Wie in einem schlechten Krimi liest sich die Akte Bendixen mittlerweile. Sie beginnt 2012, als Informant M. bei der Staatsanwaltschaft München 1 vom damals leitenden Oberstaatsanwalt Manfred Nötzel zu Protokoll gibt, ein anderer, Informant D., wisse, Bendixen wolle hochbrisante Akten von zwei Kriminalbeamten des Bayerischen Landeskriminalamtes zum Hypo-Alpe-Adria Fall abkaufen. Nötzel leitet Überwachungs- und Observierungsmaßnahmen ein, auf Basis von Informationen, wie Schindler heute monierte, die von den halbkriminellen und behördenbekannten Informanten M. und D. stammten. Beide genießen beim Bayerischen Landeskriminalamt  und beim Bundeskriminalamt einen schlechten Ruf. Eine Zusammenarbeit ist dort zum damaligen Zeitpunkt nicht vorstellbar.

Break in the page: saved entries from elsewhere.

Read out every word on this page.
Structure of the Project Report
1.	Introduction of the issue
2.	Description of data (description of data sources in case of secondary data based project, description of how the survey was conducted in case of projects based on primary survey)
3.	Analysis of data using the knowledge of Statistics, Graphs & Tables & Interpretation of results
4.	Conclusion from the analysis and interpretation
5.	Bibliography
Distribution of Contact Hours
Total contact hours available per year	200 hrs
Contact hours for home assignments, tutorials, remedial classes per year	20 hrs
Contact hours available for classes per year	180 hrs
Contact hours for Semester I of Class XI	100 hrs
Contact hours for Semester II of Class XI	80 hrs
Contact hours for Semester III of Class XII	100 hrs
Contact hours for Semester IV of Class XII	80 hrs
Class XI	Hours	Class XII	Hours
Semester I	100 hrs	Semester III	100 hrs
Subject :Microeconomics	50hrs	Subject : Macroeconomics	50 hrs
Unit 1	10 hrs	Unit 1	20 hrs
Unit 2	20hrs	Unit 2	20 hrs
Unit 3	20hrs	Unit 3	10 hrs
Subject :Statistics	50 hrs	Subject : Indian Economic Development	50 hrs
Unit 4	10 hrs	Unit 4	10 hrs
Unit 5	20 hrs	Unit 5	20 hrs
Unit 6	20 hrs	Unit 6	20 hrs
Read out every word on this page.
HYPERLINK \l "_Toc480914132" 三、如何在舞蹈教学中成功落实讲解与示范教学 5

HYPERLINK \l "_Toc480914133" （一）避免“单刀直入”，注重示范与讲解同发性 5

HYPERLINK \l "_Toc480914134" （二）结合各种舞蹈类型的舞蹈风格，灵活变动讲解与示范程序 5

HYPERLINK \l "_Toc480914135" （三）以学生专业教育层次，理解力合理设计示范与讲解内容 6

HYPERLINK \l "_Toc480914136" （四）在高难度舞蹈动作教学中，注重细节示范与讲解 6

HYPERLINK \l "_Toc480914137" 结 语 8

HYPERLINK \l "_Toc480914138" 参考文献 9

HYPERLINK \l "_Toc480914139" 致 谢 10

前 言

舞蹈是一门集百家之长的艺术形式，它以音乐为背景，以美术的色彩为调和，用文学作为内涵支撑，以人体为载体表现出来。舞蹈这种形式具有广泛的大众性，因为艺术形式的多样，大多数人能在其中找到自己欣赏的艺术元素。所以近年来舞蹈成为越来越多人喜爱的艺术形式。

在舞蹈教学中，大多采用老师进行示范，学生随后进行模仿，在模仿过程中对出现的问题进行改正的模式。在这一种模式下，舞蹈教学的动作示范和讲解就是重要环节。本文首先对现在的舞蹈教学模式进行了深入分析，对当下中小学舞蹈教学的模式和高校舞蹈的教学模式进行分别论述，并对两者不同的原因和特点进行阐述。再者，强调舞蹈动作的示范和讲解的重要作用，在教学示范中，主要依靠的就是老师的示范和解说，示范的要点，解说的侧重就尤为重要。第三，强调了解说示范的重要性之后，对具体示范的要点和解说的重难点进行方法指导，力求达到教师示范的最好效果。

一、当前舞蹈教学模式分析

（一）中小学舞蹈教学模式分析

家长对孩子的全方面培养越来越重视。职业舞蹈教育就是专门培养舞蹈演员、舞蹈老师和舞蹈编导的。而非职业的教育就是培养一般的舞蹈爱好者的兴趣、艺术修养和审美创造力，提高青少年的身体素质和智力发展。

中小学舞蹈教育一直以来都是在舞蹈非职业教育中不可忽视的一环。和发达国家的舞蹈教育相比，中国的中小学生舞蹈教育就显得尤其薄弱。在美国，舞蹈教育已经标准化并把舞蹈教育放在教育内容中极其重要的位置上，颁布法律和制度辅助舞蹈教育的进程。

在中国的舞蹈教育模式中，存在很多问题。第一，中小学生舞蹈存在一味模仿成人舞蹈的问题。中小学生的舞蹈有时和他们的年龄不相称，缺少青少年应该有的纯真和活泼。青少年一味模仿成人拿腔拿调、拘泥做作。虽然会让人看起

Der Petitionsausschuss im Bayerischen Landtag

Die Ermittlungen werden später ergebnislos eingestellt und die Opfer 2013 von den behördlichen Maßnahmen unterrichtet. Seitdem will Reporter Bendixen die Sache aufklären. Warum geriet er in die Mühlen der Staatsanwaltschaft? Wer hat ihn angeschwärzt? Warum glaubt die Staatsanwaltschaft den Informanten, ohne über weitere Anhaltspunkte für ein strafbares Handeln der Kriminalbeamten und des Journalisten zu verfügen?

Bayerische Justiz stellt die Ermittlungsverfahren ein

Bendixen, der die Identität der Informanten recherchiert, zeigt sie an. Doch die bayerische Justiz stellt die Ermittlungsverfahren ein. Begründung: Es sei nicht nachweisbar, ob die Informanten M. und D. ihre Angaben wider besseres Wissen gemacht hätten. Bendixen bittet die bayerische Staatsregierung, die Causa aufzuklären. Auch dort: Fehlanzeige. Begründung: Man würde sonst die den Informanten zugesagte Vertraulichkeit aushebeln.

Berichterstatter im Petitionsausschuss Franz Rieger, CSU, äußerte heute sein Bedauern darüber, was Bendixen und den Beamten des Bayerischen Landeskriminalamtes widerfahren sei, er wisse, "dass man die Rehabilitation nicht bekommt, die hier notwendig wäre." Im gleichen Atemzug fügt er hinzu:  "Diesen Ansehensverlust können wir durch eine Petition beim bayerischen Landtag nicht rückgängig machen." Ergebnis nach Abstimmung durch CSU Mehrheit: Petition abgeschmettert. "Wir können nichts machen. So leid es mir tut."

Bündnis90/Die Grünen beklagen Vernebelung und wollen dranbleiben, denn: "Fehlverhalten der Staatsanwaltschaft steht hier im Raum."

Der bayerischen Justiz hält eigene Überprüfung des Verwaltungshandelns indes nicht für notwendig.